Queensland Heritage Register
- Official name: Mactaggarts Woolstore (former)
- Type: state heritage (built)
- Designated: 21 October 1992
- Reference no.: 600319
- Significant period: 1920s (fabric) 1926–1980s (historical use)
- Builders: Stuart Brothers (Sydney)

= Mactaggarts Woolstore =

Mactaggarts Woolstore is a heritage-listed wool warehouse at 53 Vernon Terrace, Teneriffe, City of Brisbane, Queensland, Australia. It was built in 1926 by Stuart Brothers (Sydney).
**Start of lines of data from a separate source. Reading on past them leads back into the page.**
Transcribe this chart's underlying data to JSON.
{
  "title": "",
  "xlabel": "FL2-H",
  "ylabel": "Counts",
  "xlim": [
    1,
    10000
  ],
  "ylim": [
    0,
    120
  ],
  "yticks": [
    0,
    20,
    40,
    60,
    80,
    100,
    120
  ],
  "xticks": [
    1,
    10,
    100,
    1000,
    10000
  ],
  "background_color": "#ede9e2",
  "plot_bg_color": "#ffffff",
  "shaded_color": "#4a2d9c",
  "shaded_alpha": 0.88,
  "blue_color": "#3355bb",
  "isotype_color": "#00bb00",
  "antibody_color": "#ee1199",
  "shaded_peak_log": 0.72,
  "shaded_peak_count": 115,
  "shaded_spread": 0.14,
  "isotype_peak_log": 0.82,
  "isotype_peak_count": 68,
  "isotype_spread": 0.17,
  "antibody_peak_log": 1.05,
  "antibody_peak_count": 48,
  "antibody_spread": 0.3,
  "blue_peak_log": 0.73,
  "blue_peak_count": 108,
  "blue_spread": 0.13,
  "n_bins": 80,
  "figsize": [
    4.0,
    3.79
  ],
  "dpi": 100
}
It was added to the Queensland Heritage Register on 21 October 1992.

== History ==
The Mactaggart's Woolstore was built in 1926 for the New Zealand Loan and Mercantile Agency Company, one of some sixteen woolstores erected in the first half of the twentieth century along the Brisbane River at Teneriffe. From the mid-1960s the woolstores and their associated wharves were in decline, and many of the woolstores were sold as development sites.

== Description ==
The warehouse is a large building on the edge of the Brisbane River, on the corner of Vernon Terrace and Commercial Rd, within the Woolstores group. It is rectangular, three-storeyed and built of brick, with regularly-spaced windows. The interior was the most intact of any of the woolstores, with wide areas of unpartitioned space and intact fittings. It was converted into apartments in 1995.